2009.06/02 [Tue]
有沢まみず『神のみぞ知るセカイ 神と悪魔と天使』
![]() | 神のみぞ知るセカイ―神と悪魔と天使 (ガガガ文庫 あ 4-1) 有沢 まみず 若木 民喜 小学館 2009-05-20 売り上げランキング : 153540 Amazonで詳しく見る by G-Tools |
★★☆☆☆
ボクは王子様だからね。とらわれのお姫様を助けに来た
「ボクは助けられたのか、あの、天使みたいな女の子に――」落とし神・桂馬が出会ったのは、桂馬が苦手とする属性をもつ不思議な女の子。その少女を攻略することになり、苦戦を強いられる桂馬の前に、もう一人の「駆け魂」の持ち主も現れて…?ギャルゲーの天才、「落とし神」と呼ばれる少年・桂馬と、地獄から派遣された可愛い悪魔・エルシィが現実の女の子を攻略する『神のみぞ知るセカイ』。「週刊少年サンデー」の人気連載コミックをラブコメのスペシャリスト、有沢まみずがオリジナルストーリーでノベライズ。
マンガ「神のみぞ知るセカイ」のノベライズ。
原作既読。単行本も所持。
マンガを読む上で、絵の好みというのは取捨択一の大きなファクターなんだけど、個人的にはそれ以上に作者と自分の感性がどれだけマッチしているかというところが重要だと思っています。この「神のみぞ知るセカイ」は連載当初からサンデーで読んでいたけれど、まぁ読んでいたという程度のものでした。けど、ある号のサンデーで単行本発売記念のイメージ・コミックというのが本編の後に載っていたんですね。そのイメージ・コミックの“表現”がすごく綺麗で心打たれて、買うことを決めました(
そんな「神のみぞ~」のノベライズが出るというのだから、これは買わなくてはと思ったわけです。
で、、、
――これがライトノベルのちから、か。
と、いうのが正直な感想。
まず、本を開いて感じたのが“白い”、そして“薄い”。ストーリー背景や情景描写が圧倒的に欠けていると思うんですよね。そりゃあノベライズの読者は大抵の場合、原作既読済みなんだろうからそこまで深い説明は必要ないのかもしれません。でも、“駆け魂”の正体は何なのか、なぜ桂馬とエルシィがバディを組んでいるのか、そういったところは最低でも説明しとくべきでしょう。作品の根幹なんだから。

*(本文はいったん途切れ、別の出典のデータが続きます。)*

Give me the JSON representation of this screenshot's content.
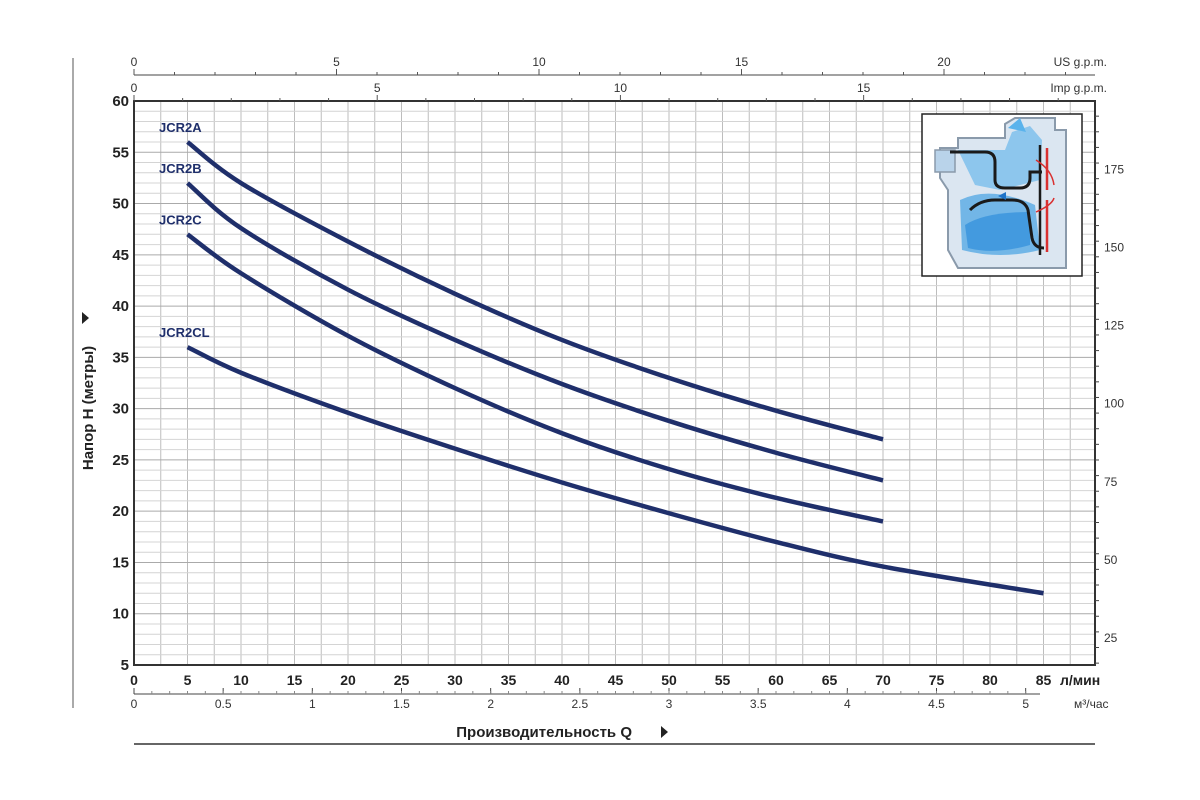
{
  "chart_data": {
    "type": "line",
    "title": "",
    "xlabel": "Производительность Q",
    "ylabel": "Напор H (метры)",
    "x_unit_label": "л/мин",
    "x_m3_unit_label": "м³/час",
    "us_gpm_label": "US g.p.m.",
    "imp_gpm_label": "Imp g.p.m.",
    "xlim": [
      0,
      90
    ],
    "ylim": [
      5,
      60
    ],
    "x_ticks": [
      0,
      5,
      10,
      15,
      20,
      25,
      30,
      35,
      40,
      45,
      50,
      55,
      60,
      65,
      70,
      75,
      80,
      85
    ],
    "y_ticks": [
      5,
      10,
      15,
      20,
      25,
      30,
      35,
      40,
      45,
      50,
      55,
      60
    ],
    "m3_ticks": [
      "0",
      "0.5",
      "1",
      "1.5",
      "2",
      "2.5",
      "3",
      "3.5",
      "4",
      "4.5",
      "5"
    ],
    "us_gpm_ticks": [
      "0",
      "5",
      "10",
      "15",
      "20"
    ],
    "imp_gpm_ticks": [
      "0",
      "5",
      "10",
      "15"
    ],
    "right_ticks": [
      "25",
      "50",
      "75",
      "100",
      "125",
      "150",
      "175"
    ],
    "grid": true,
    "legend": "inline-labels",
    "series": [
      {
        "name": "JCR2A",
        "x": [
          5,
          10,
          20,
          30,
          40,
          50,
          60,
          70
        ],
        "y": [
          56,
          52,
          46.3,
          41.2,
          36.7,
          33,
          29.8,
          27
        ]
      },
      {
        "name": "JCR2B",
        "x": [
          5,
          10,
          20,
          30,
          40,
          50,
          60,
          70
        ],
        "y": [
          52,
          47.6,
          41.6,
          36.7,
          32.4,
          28.8,
          25.7,
          23
        ]
      },
      {
        "name": "JCR2C",
        "x": [
          5,
          10,
          20,
          30,
          40,
          50,
          60,
          70
        ],
        "y": [
          47,
          43.2,
          37.1,
          32,
          27.6,
          24.1,
          21.3,
          19
        ]
      },
      {
        "name": "JCR2CL",
        "x": [
          5,
          10,
          20,
          30,
          40,
          50,
          60,
          70,
          85
        ],
        "y": [
          36,
          33.5,
          29.6,
          26.1,
          22.8,
          19.8,
          17,
          14.6,
          12
        ]
      }
    ]
  }
}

情景描写もそうで、冒頭で桂馬がゲームをしているシーン、読者としては確かにゲームをやっているんだなということはわかります。桂馬がそういう人間だとわかっているから。けれど、地の文で「制作した会社が云々」とかいう前に、まずはっきりとリアルでゲームをしている描写を入れろ、と。阿修羅がどうのとかは比喩だから全然OKです。だけどそのまま文が進んで、いつの間にかゲームをしていることを知っていて当然みたいに振舞うのは間違いなんじゃ?
第1章で桂馬がゲーム店を訪れた際も、ひとりでゲームを選んでいたかと思いきや、最後の最後で唐突にエルシィが今まで一緒にいたみたいな出方をしてくるんです。まるで、何もなかったところに急に人がテレポートで現れたみたいな。「ええぇー」て感じですよ。今までそんな描写なかったじゃん、て。
火事のシーンも(ry
そんなこんなで、ストーリーやキャラ同士の絡みが面白くても、いまいち楽しめない結果に終わってしまい残念でした。
てか、今まで気づかなかったけど桂馬のやってることって結構ミステリちっくなのね。ロジックで敵(女の子)の出方と行動を推理して、それを詰めて“落とす”。ジャンル的には圧倒的な強さを誇る相手から、どうやったら勝てるかを推理する西尾維新の『刀語』的な攻略系ミステリ。
今回のノベライズ、傍点の使い方とか絶対ミステリを意識してたと思うんですけど、どうでしょう?